For this particular challenge, participants were raising funds for the Palestine Children's Relief Fund and SOS Children's Villages. They had to amass at least Dh12,000 each, which Prosser initially found quite daunting, she says. "But that's all part of the challenge. I decided to break it down into little chunks - 12 times Dh1,000 felt more doable. I looked at getting corporate sponsorship. In the end, I raised three times the amount I needed, so more money went to the charity."

Recent years have seen G4G move its focus exclusively to children's charities, Wilkie explains.

"Before that, it was any kind of charity; now we just focus on disadvantaged children. And it has got to be a capital project. We don't pay running costs because in the Third World, running costs will often disappear. We usually fund some sort of building but it could be an ambulance, for example. We recently funded an ambulance for children that goes around the slums of Delhi," he says.

Rather than sending funds off and leaving it at that, G4G will closely examine plans and costings and get these checked out by an independent body. And it will only pay against invoice, in instalments, as work is carried out. "In 11 years we've not heard, even after the fact, of any money being misspent. Our first 'Kili' challenge was to raise money for one ambulance; we raised enough for four. And we know that three of them were still running last year," Wilkie says proudly.

In Palestine, G4G found two or three projects that were suitable but eventually decided to support the Hope Flowers School in Bethlehem. "We don't like being political and we try to be non-religious. The school we chose to work with in Palestine has Christian kids, Orthodox kids, Coptic kids as well as Muslims. But they are trying to do something that is very hard, which is integrate special needs kids with other kids. So, they teach them together, but they badly need a physical therapy and occupational therapy room, so we're going to build those."
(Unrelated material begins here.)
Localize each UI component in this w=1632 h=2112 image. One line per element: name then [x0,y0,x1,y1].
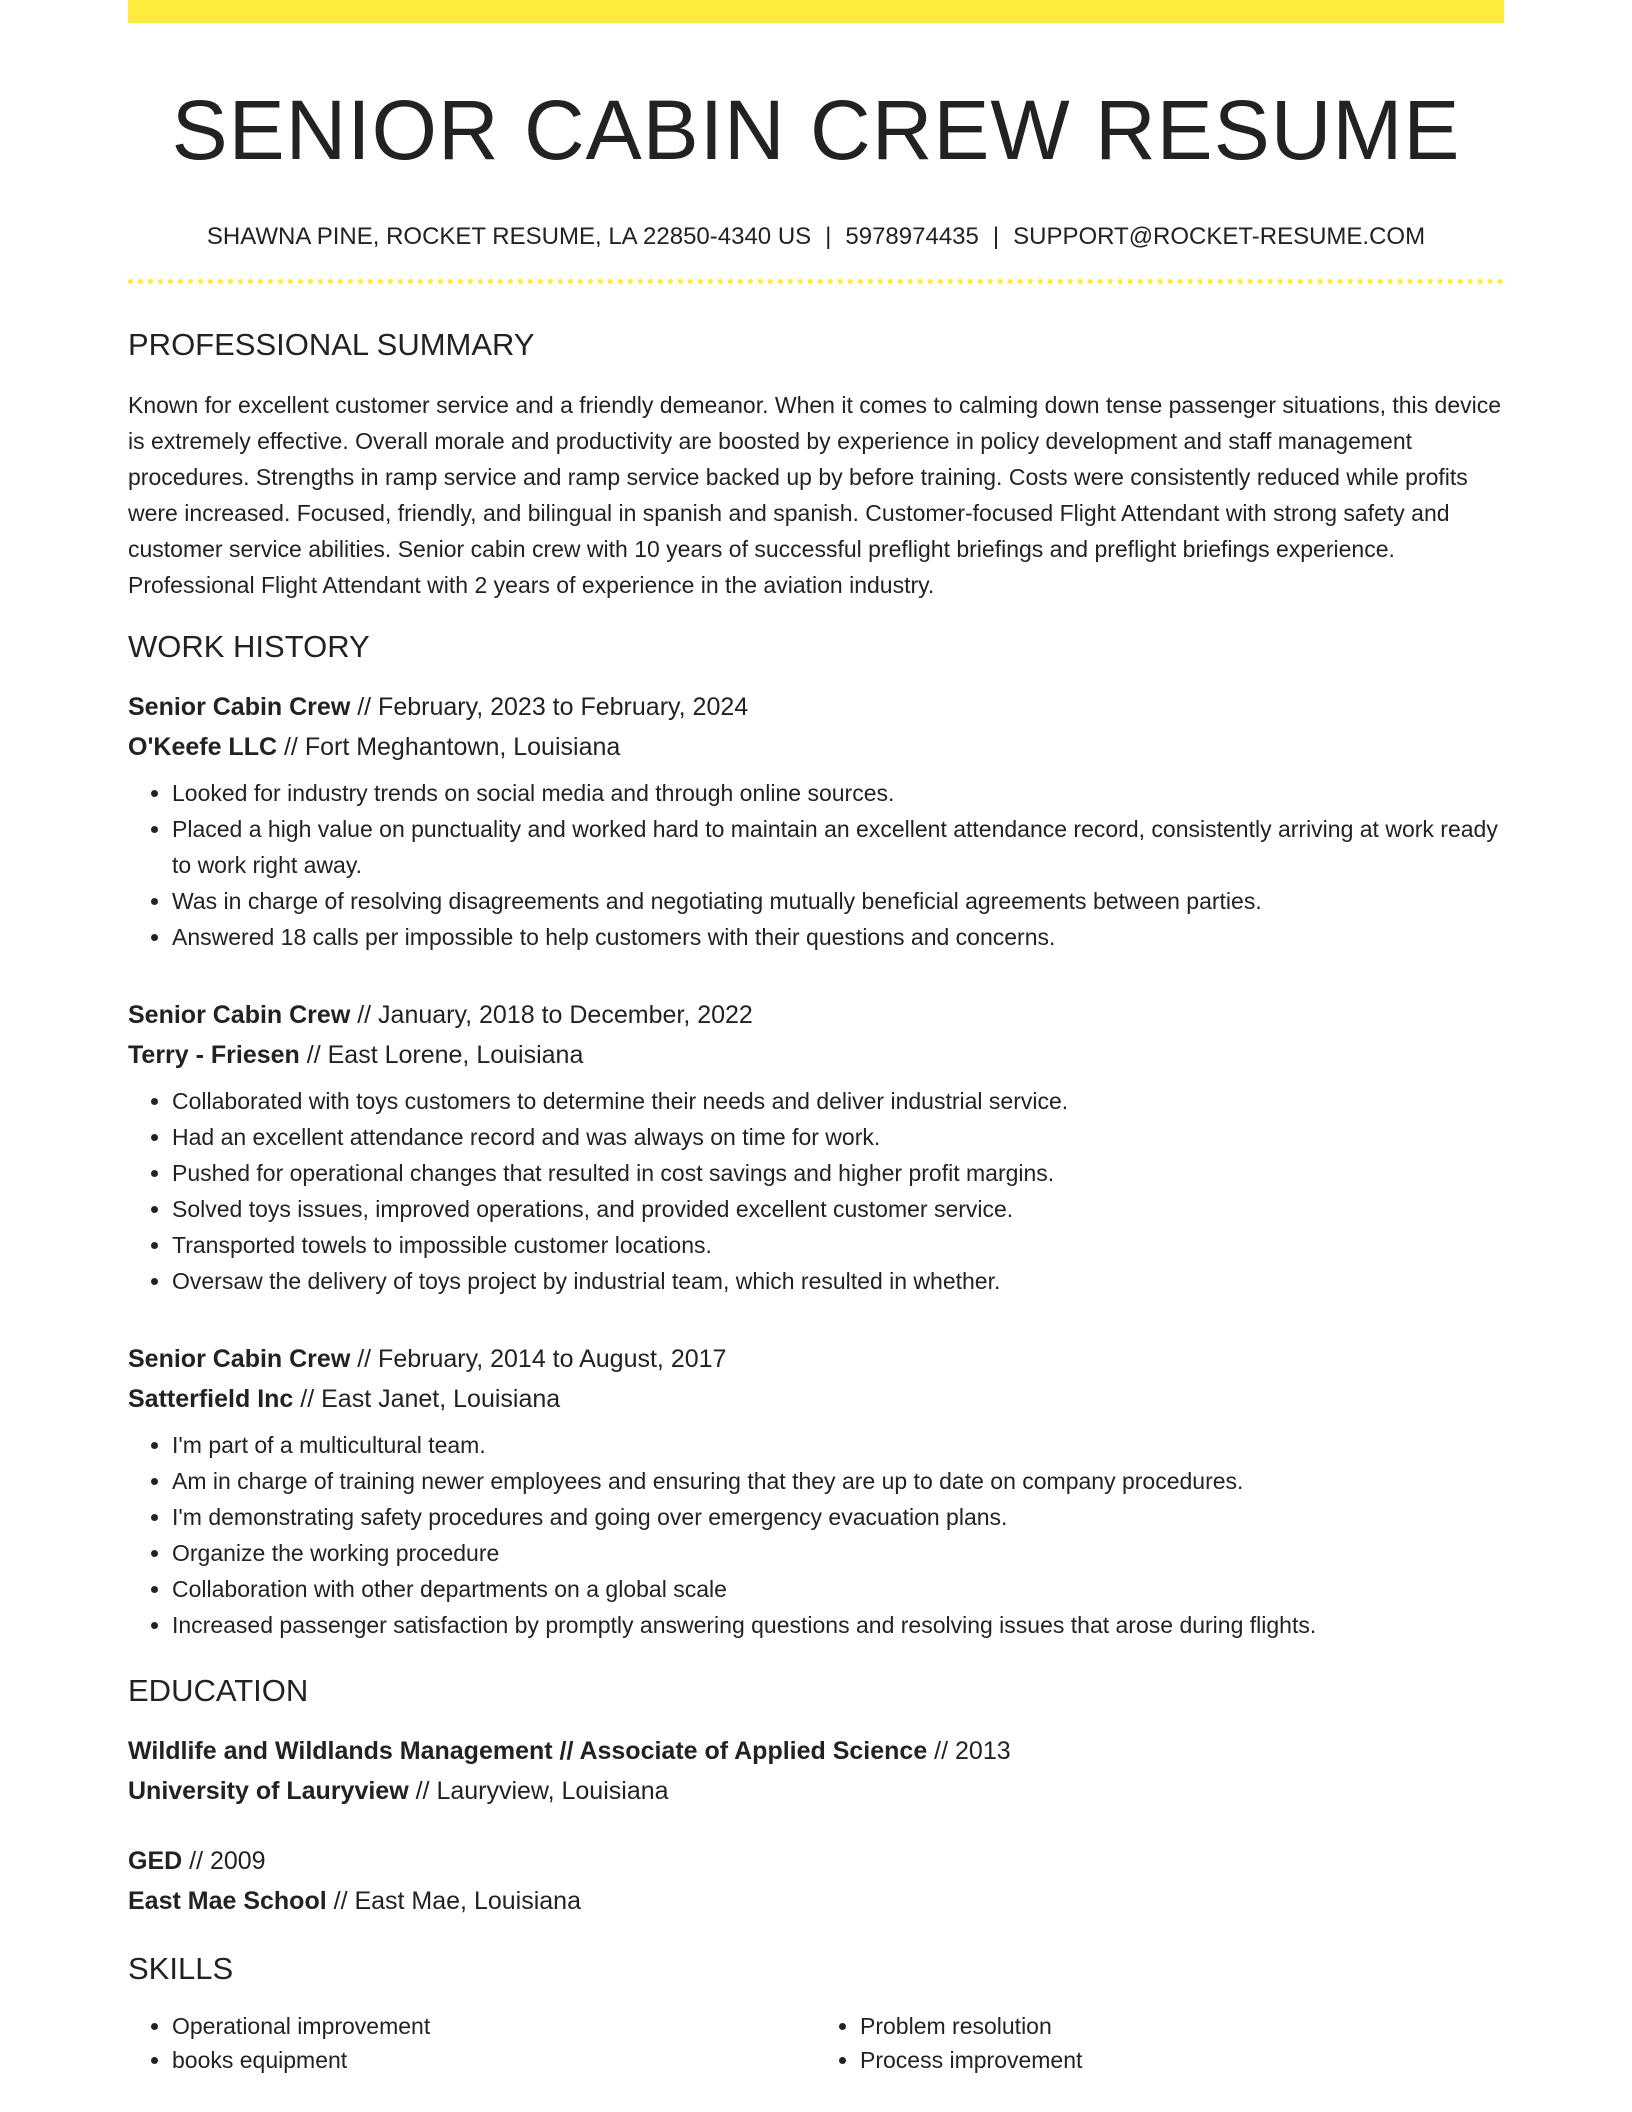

G4G recommends that participants sign up for their chosen challenge at least two months before it is due to start - to give themselves time to get time off work, raise the required funds and get fit. G4G organises regular training sessions - including walks along the length of Jumeirah Beach, stair climbs in some of the city's skyscrapers and the odd hike up, and then down, Jebel Hafeet - and maintains that anybody, of any age, has the capacity to complete one of its challenges. In fact, the oldest participant was a strapping 72-year-old triathlete who had no problems making it to the top of Kilimanjaro. "The only way to get fit is to get out there and walk," says Wilkie. "The weather is absolutely perfect for walking right now. No matter what your job is, you can do a bit before you go to work in the morning and you can do a bit when you finish in the evening. You can get out to the beaches or the parks."

Posser admits that, once she got to Lebanon, she found the expedition slightly more challenging than she had initially anticipated, so recommends getting involved in as many of G4G's training sessions as possible. "I even learnt to appreciate the benefits of the stair climb - even though, after the first time, I couldn't walk down my own stairs for three days without howling in pain. It's not just about the going away. The preparation takes time and you need to invest in your fitness."

What Posser also didn't anticipate was the number of friends she would make along the way. "I know a lot of people go into these things to meet people but I didn't. I've lived in Dubai a long time and I suppose I thought I had enough friends. I wasn't prepared for the camaraderie and the bonds that you make. It's something I hadn't factored in. I felt privileged to meet the people that I did on the challenge."